Currently, there are literatures available for computing the electronic structures of ${\mathrm{Bi}}_2{\mathrm{Se}}_3$ and ${\mathrm{Bi}}_2{\mathrm{Te}}_3$ using experimental methods. The TB-mBJ potential in combination with SOC has not been studied, yet there are known computational outcomes utilizing the PBE potential. Moreover, some computational work on the optical properties of these materials in the absence of SOC has been done.
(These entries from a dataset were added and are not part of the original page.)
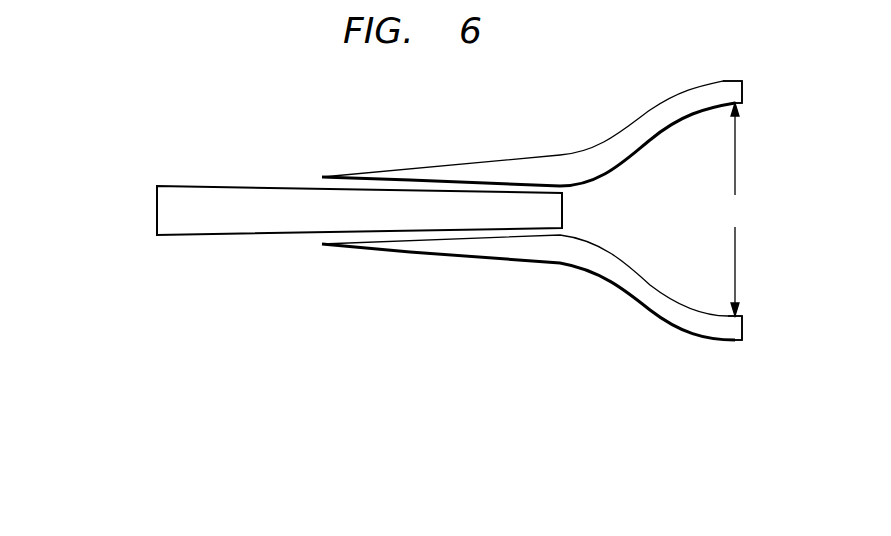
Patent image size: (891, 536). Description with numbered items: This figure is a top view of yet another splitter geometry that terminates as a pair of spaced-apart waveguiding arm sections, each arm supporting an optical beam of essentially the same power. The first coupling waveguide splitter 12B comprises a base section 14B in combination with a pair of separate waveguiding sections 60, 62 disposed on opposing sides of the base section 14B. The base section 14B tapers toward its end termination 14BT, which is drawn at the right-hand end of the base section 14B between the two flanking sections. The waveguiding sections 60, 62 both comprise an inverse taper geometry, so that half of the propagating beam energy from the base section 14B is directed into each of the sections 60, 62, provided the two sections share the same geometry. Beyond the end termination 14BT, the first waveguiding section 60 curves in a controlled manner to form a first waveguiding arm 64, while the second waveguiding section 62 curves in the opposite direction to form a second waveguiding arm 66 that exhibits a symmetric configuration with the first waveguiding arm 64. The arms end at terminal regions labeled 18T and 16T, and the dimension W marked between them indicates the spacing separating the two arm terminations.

The first coupling waveguide splitter 12B is at (455, 292).
The base section 14B is at (223, 186).
The end termination 14BT is at (563, 212).
The first waveguiding section 60 is at (400, 169).
The second waveguiding section 62 is at (397, 249).
The first waveguiding arm 64 is at (722, 83).
The second waveguiding arm 66 is at (716, 334).
The first terminal 18T is at (744, 92).
The second terminal 16T is at (744, 328).
The width between terminals W is at (736, 209).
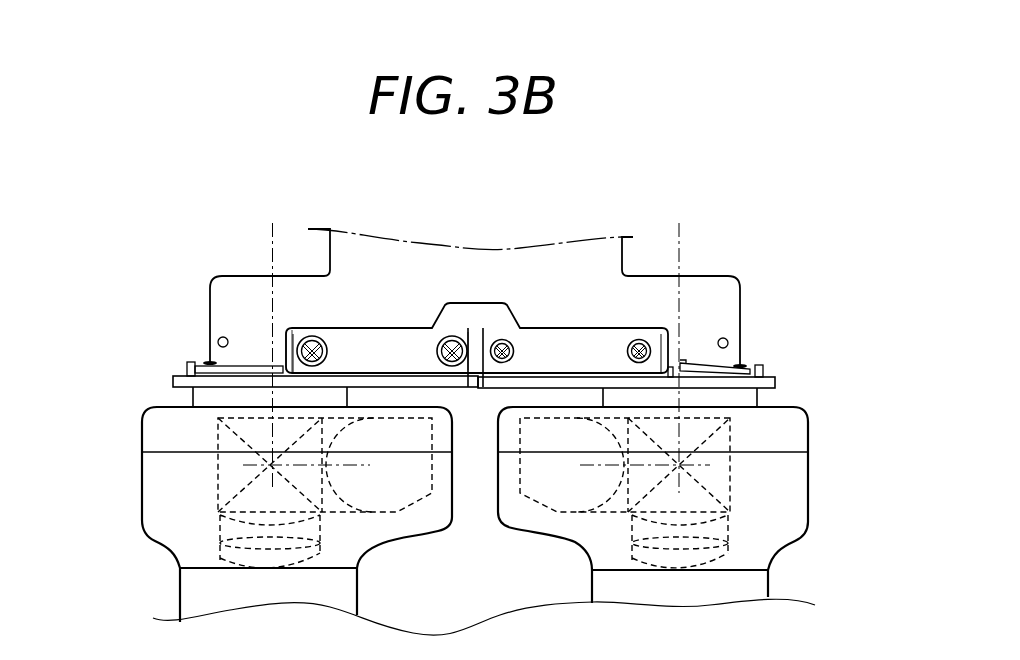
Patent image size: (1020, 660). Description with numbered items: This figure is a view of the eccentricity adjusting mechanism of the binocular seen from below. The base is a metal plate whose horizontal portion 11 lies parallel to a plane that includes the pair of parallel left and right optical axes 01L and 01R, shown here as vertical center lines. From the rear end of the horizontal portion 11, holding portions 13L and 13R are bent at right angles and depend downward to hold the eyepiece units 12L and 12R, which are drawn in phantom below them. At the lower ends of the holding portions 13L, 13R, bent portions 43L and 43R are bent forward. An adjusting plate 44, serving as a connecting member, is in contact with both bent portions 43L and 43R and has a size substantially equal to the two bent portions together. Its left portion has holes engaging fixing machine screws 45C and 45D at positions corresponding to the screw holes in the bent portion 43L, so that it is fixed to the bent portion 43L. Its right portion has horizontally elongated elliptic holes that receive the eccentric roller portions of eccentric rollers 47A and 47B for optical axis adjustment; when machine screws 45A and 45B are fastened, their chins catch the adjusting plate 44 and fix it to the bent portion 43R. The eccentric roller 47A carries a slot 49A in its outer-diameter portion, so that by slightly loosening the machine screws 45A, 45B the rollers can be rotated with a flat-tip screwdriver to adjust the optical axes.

The right optical axis 01R is at (270, 252).
The left optical axis 01L is at (681, 252).
The horizontal portion 11 is at (580, 247).
The right eyepiece unit 12R is at (141, 492).
The left eyepiece unit 12L is at (810, 493).
The right holding portion 13R is at (173, 380).
The left holding portion 13L is at (775, 382).
The right bent portion 43R is at (284, 343).
The left bent portion 43L is at (669, 348).
The adjusting plate 44 is at (610, 337).
The machine screw 45A is at (300, 340).
The machine screw 45B is at (444, 341).
The fixing machine screw 45C is at (505, 335).
The fixing machine screw 45D is at (651, 341).
The eccentric roller 47A is at (298, 338).
The eccentric roller 47B is at (461, 334).
The slot 49A is at (295, 333).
The primary objective of this work is to compare the electronic and optical properties of ${\mathrm{Bi}}_2{\mathrm{Se}}_3$ and ${\mathrm{Bi}}_2{\mathrm{Te}}_3$ without and with SOC due to the limited work done with SOC. SOC is included in order to ensure that our calculated results match the experimental results; otherwise, the results differ from the experimental data. This is due to the fact that heavier atoms have stronger atomic magnetic fields, and an atom’s SOC strength grows almost to the fourth power of its atomic number. In addition, the compound’s optical and electronic results are analyzed to various uses in photovoltaic cells, LED technology, etc. [19], [20], [21], [22], [23], [24], [25]. For a better understanding of the result, we have calculated the spectroscopic limited maximum efficiency (SLME) to see the level of theoretical PCEs of solar cells.